Africa’s commercial real estate sector is currently, without doubt, a tenants’ market. Despite a more settled Naira and easing USD liquidity in Nigeria, challenges importing goods – until recently prohibited for foreign currency allocation – is keeping smaller businesses and retailers under pressure, forcing landlords to continue offering tenants discounts, or capped USD-based deals. New malls remain at 50-60% occupancy levels as “tenants shy away from the more expensive USD-based rentals, or remain unsure of whether they will be able to get prohibited, non-essential, stock through ports”, says Zeelie.

Similar concerns follow the office rental environment as businesses adopt a wait-and-see attitude, deferring office moves, upgrades and corporate office expansions.
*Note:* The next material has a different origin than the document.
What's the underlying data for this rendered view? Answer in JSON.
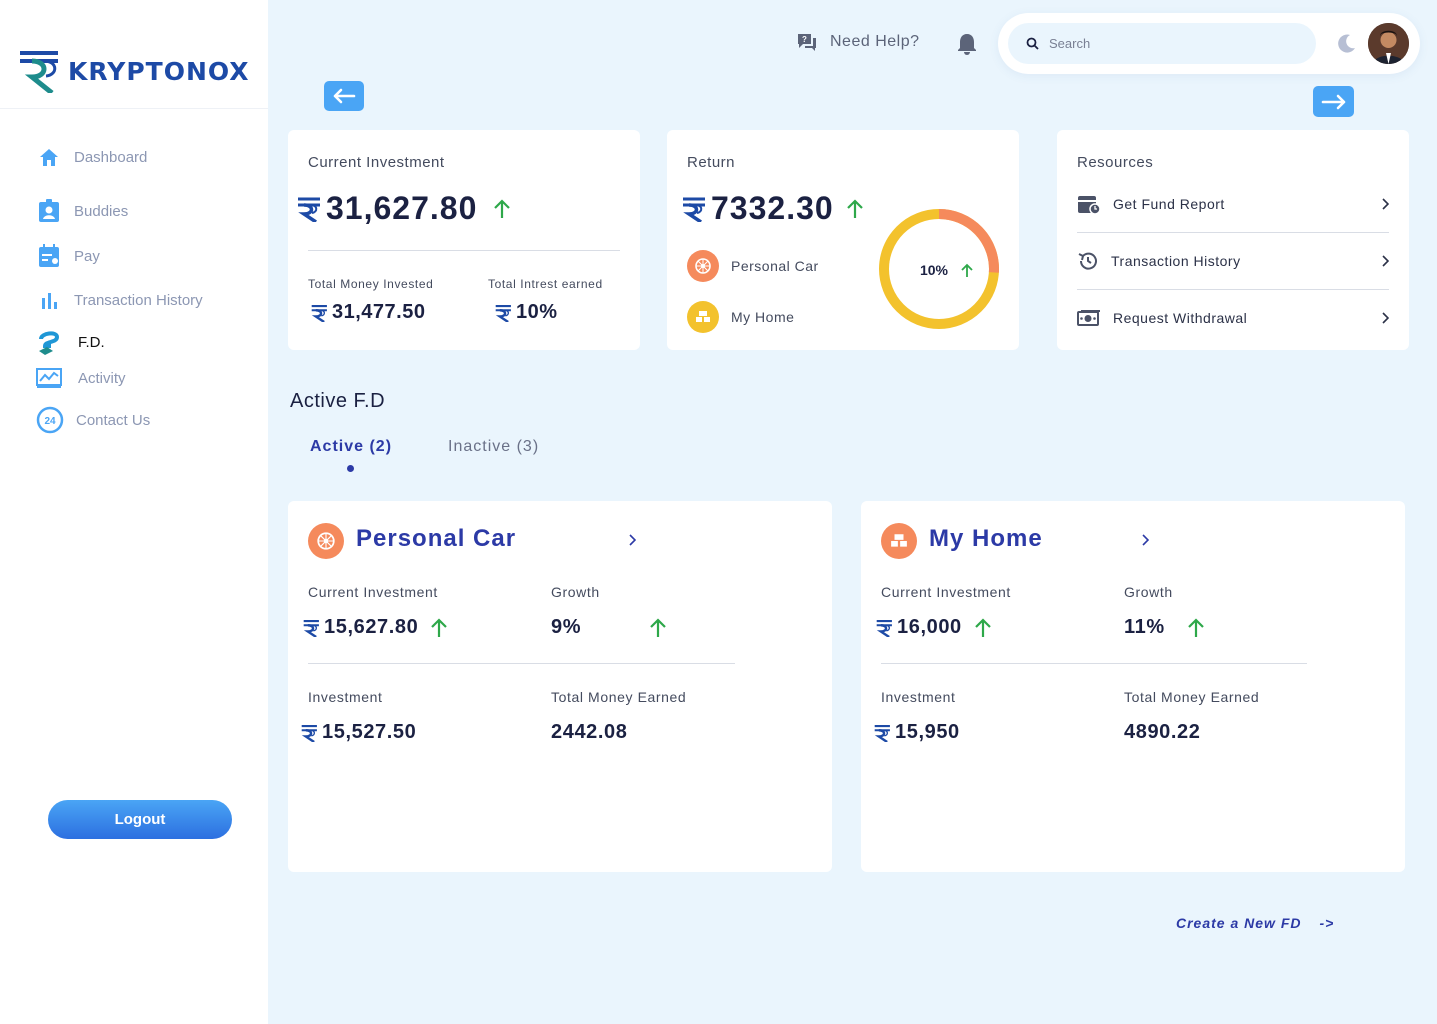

These kinds of challenges mean that commercial real estate developers are struggling to convert Africa’s resilient consumer demand into competitive rentals. “This is not only constraining income in the sector but also leading to a depreciation in the value of the continent’s real estate stock as, increasingly, space in new developments stands empty or achieves lower rentals than before,” observes Zeelie.

The intensity of the storm in the continent’s commercial real estate sector varies.

In Nairobi, for example, “a better regulatory setting, an easier business environment more generally, and a more diverse economy – with multiple earners of foreign exchange – collectively contribute to a more resilient tenant profile and higher occupancy, even though vacancies exist in certain nodes and sectors”, says Zeelie.

Kenya, or, more correctly, Nairobi’s commercial real estate market, is, however, the exception rather than the rule in Africa.

When projects don’t perform as anticipated, African commercial real estate developments require more patient funding structures which can be achieved through the correct ratio between debt and equity.  “Projects conceived in earlier, more positive, business environments on very different numbers, for example, should be restructured,” says Zeelie. While a restructure will often involve a higher level of equity finance, “the bank should also display some flexibility in its approach”, he adds.

For example, if financiers have a view on how long negative conditions may last in certain markets they may be able to extend the tenors or repayment terms of financing facilities – provided there is not a significant deterioration in the risk. Or, if clients have access to shareholder funds, it might be cheaper to put more hard currency into the structure. There may also be options to convert debt into local currency, provided there is enough liquidity in the market.

“Another solution could be to negotiate upfront payment of the present value of all lease payment with key tenants,” says Zeelie. Over the long term this provides these tenants with predictability – and probably a discount – while injecting much needed capital, now, into commercial real estate financing structures, enabling landlords to manage rentals with smaller clients in the short term.